The whole situation regarding the SAFE Act makes everyone nervous – ourselves included. Before you do anything regarding renting or selling the homes, you should:
Talk to your state MHA about the SAFE Act.
Read every article on the SAFE Act you can find on-line.
Think about what you’re trying to do with the homes, and if you have the capacity to abide by the SAFE Act in every regard, as a home seller.
Make your own, independent, educated decision
Why the big preamble? Because nobody really has a handle on this issue regarding the gray areas. So let’s start with the black and white areas and move to the gray.
You must abide by all of the rules and regulations in the SAFE Act if you sell a mobile home and carry the paper. Period. There is no gray area. You do NOT need to worry about the SAFE Act if you are selling a home for cash (although you do need to worry about being a mobile home dealer and those associated rules) or if you are simply renting a mobile home. No gray area there, either.
The gray area comes in if you try to make the renter a future homeowner. You would think that the U.S. government would be trying to help renters become owners, but no such luck. Instead, the SAFE Act has created roadblocks of uncertainty for this simple act which only serves to benefit the consumer. The rent-to-own construction that many park owners use is seen by some states as a “disguised mortgage” and therefore in violation of the SAFE Act. Many have challenged this argument, as the typical rent-to-own is an installment sale and not a mortgage (I have some of the legal opinions on this, and they are pretty darned good) and would render the mere sale of a refrigerator at SEARS a SAFE Act worthy violation. However, because of the uncertainty of that construction – and the complete absence of case law – many park owners have abandoned that type of construction.
The rent/credit construction does not meet any of the SAFE Act-tainted constructions as far as we know. It is used by many large operators, and has been checked out by many lawyers. It is different from rent-to-own in that it is a straight rental (landlord does the repairs, etc.) but gives the customer a credit (like green stamps) of a certain amount every time that they make a timely payment, which they can use as cash to buy any home in the park, not just the one that they are in. Additionally, they don’t have to ever exercise their credits, and can just rent for life.

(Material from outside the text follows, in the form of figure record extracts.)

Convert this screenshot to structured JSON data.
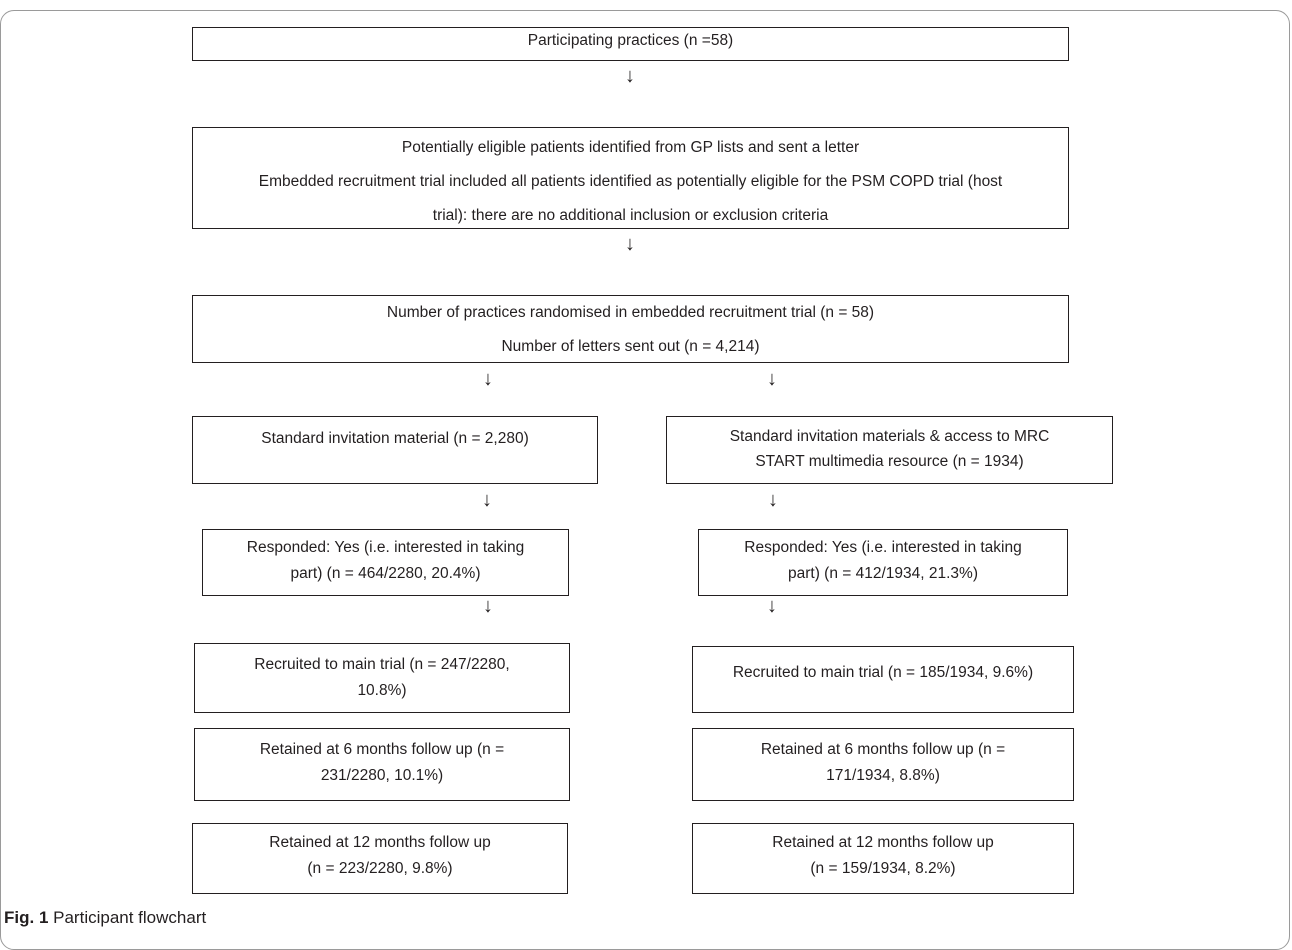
{
  "arrow_glyph": "↓",
  "caption": {
    "label": "Fig. 1",
    "text": "Participant flowchart"
  },
  "boxes": {
    "practices": "Participating practices (n =58)",
    "eligible": [
      "Potentially eligible patients identified from GP lists and sent a letter",
      "Embedded recruitment trial included all patients identified as potentially eligible for the PSM COPD trial (host",
      "trial): there are no additional inclusion or exclusion criteria"
    ],
    "randomised": [
      "Number of practices randomised in embedded recruitment trial (n = 58)",
      "Number of letters sent out (n = 4,214)"
    ],
    "left": {
      "invitation": "Standard invitation material (n = 2,280)",
      "responded": [
        "Responded: Yes (i.e. interested in taking",
        "part) (n = 464/2280, 20.4%)"
      ],
      "recruited": [
        "Recruited to main trial (n = 247/2280,",
        "10.8%)"
      ],
      "retained6": [
        "Retained at 6 months follow up (n =",
        "231/2280, 10.1%)"
      ],
      "retained12": [
        "Retained at 12 months follow up",
        "(n = 223/2280, 9.8%)"
      ]
    },
    "right": {
      "invitation": [
        "Standard invitation materials & access to MRC",
        "START multimedia resource (n = 1934)"
      ],
      "responded": [
        "Responded: Yes (i.e. interested in taking",
        "part) (n = 412/1934, 21.3%)"
      ],
      "recruited": "Recruited to main trial (n = 185/1934, 9.6%)",
      "retained6": [
        "Retained at 6 months follow up (n =",
        "171/1934, 8.8%)"
      ],
      "retained12": [
        "Retained at 12 months follow up",
        "(n = 159/1934, 8.2%)"
      ]
    }
  }
}
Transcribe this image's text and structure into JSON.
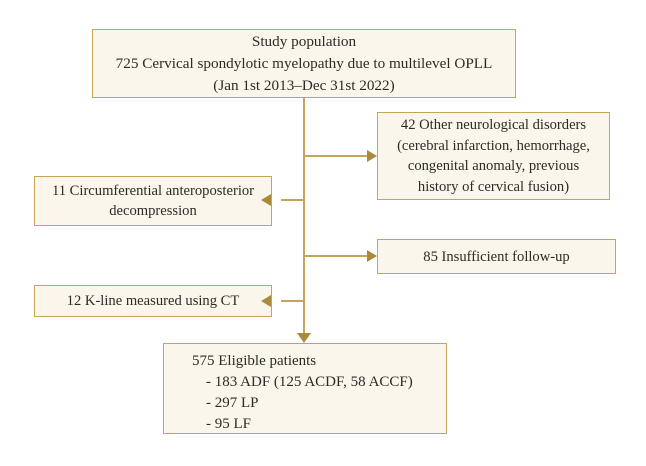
{
  "colors": {
    "box_fill": "#faf6ec",
    "box_border": "#c7a45c",
    "line": "#c7a45c",
    "arrow": "#ab8a3c",
    "text": "#2e2b27",
    "background": "#ffffff"
  },
  "flowchart": {
    "study_population": {
      "lines": [
        "Study population",
        "725 Cervical spondylotic myelopathy due to multilevel OPLL",
        "(Jan 1st 2013–Dec 31st 2022)"
      ]
    },
    "other_neurological_disorders": {
      "lines": [
        "42 Other neurological disorders",
        "(cerebral infarction, hemorrhage,",
        "congenital anomaly, previous",
        "history of cervical fusion)"
      ]
    },
    "circumferential_decompression": {
      "lines": [
        "11 Circumferential anteroposterior",
        "decompression"
      ]
    },
    "insufficient_followup": {
      "lines": [
        "85 Insufficient follow-up"
      ]
    },
    "kline_ct": {
      "lines": [
        "12 K-line measured using CT"
      ]
    },
    "eligible_patients": {
      "title": "575 Eligible patients",
      "items": [
        "- 183 ADF (125 ACDF, 58 ACCF)",
        "- 297 LP",
        "- 95 LF"
      ]
    }
  }
}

Would we guarantee to anyone that this is a 100% fool-proof method of giving the customer an attractive benefit for renting in our communities? No. There is no case law. Everything that anyone says at this point is pure speculation. There is no case law to pin your hat on. There is no clear understanding by any individual or group – no matter what they may tell you – that is 100% a sure bet. So you have to do your own research and make your own, independent decision.
If you have done the research and decided that rent/credit is the right thing for you, then contact Brandon at (970) 856-4070 and he can get you a copy of a rent/credit agreement. However, we cannot make any warranties on it of any type. Until there is case law, we’re all in the same boat of uncertainty.

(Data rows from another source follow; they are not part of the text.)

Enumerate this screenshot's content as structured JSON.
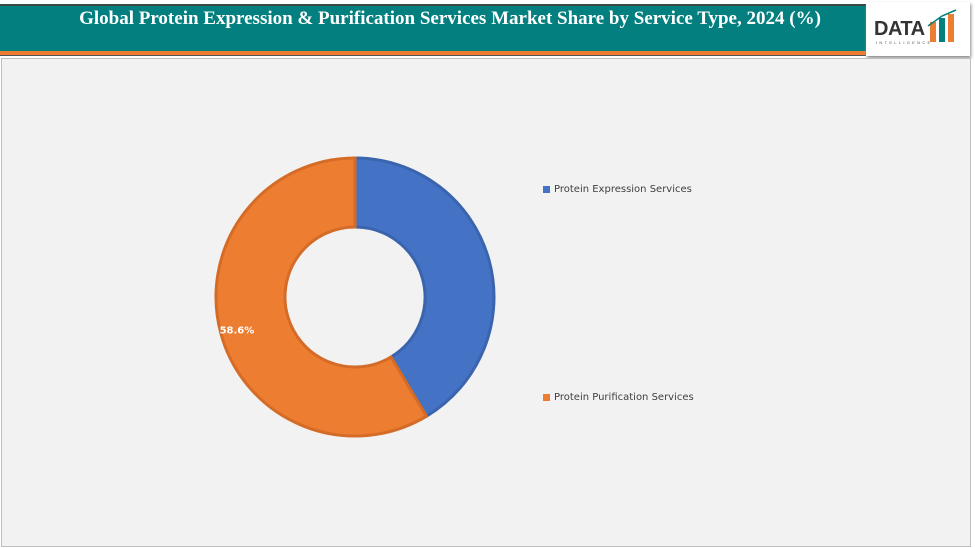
{
  "header": {
    "title": "Global Protein Expression & Purification Services Market Share by Service Type, 2024 (%)"
  },
  "logo": {
    "text": "DATA",
    "sub": "INTELLIGENCE"
  },
  "chart_data": {
    "type": "pie",
    "variant": "donut",
    "title": "Global Protein Expression & Purification Services Market Share by Service Type, 2024 (%)",
    "categories": [
      "Protein Expression Services",
      "Protein Purification Services"
    ],
    "values": [
      41.4,
      58.6
    ],
    "data_labels": [
      "",
      "58.6%"
    ],
    "colors": [
      "#4472c4",
      "#ed7d31"
    ],
    "legend_position": "right"
  }
}
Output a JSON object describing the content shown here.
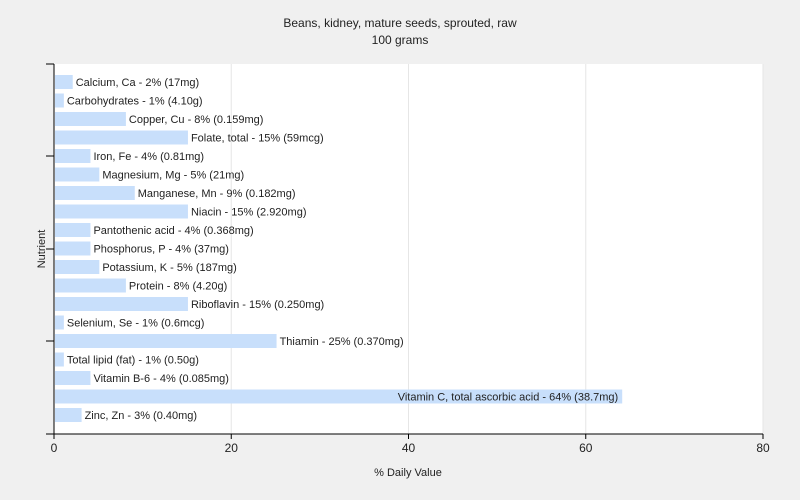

However, if the government ever rejected the concept of rent/credit, then nothing has really happened, as the customer would just lose their credits, and go on renting. That’s a big difference from a typical rent-to-own agreement, which talks about the tenant receiving the title in a certain number of months. If you want to be 100% safe, just rent the trailers and be done with it. We have a lot of pure rental agreements in place, and could easily convert all agreements to simple rentals going forward at the drop of a hat.
You would not imagine that the U.S. government would want to exclude people access to home ownership. But then again, you would not expect Obamacare or any of the failed initiatives we have today, so anything is possible.
I once did an article on the SAFE Act for the Journal. I called 10 different MHAs and 10 different MHA attorneys. None of them agreed on how SAFE worked, or what was and was not allowable. So much for a sure thing.
Just like anything else in this business, you have to do your own independent due diligence and make your own choices. Your options are really to sell for cash (no SAFE worries), sell and carry paper (need total SAFE adherence), rent-to-own (make your own call but looks scary in some states), rent/credit (looks OK to many people but think for yourself) or just rent (no SAFE worries).
If it makes you feel any better, I ask a fairly prominent (household name) real estate attorney about the SAFE Act early on. He told me that he thought an initial violation would result in a warning, while continued breaking of the rules would result in fines – just like anything else. You can eliminate any worries with selling for cash or renting. Or if you want to carry paper, get SAFE Act licensed. It’s only the gray areas that require thought.
One more note, because it’s an important one. Remember the mortgage meltdown of 2008? Well, it pretty much destroyed the ability to obtain a simple foreclosure. Today, to get a foreclosure takes months and thousands in legal fees. So I’m not sure that the SAFE Act is having as much of an impact on park owners’ decisions as the fact that evicting is a whole lot better than foreclosing. Even if SAFE did not exist, we would have abandoned selling and carrying paper on homes because of this.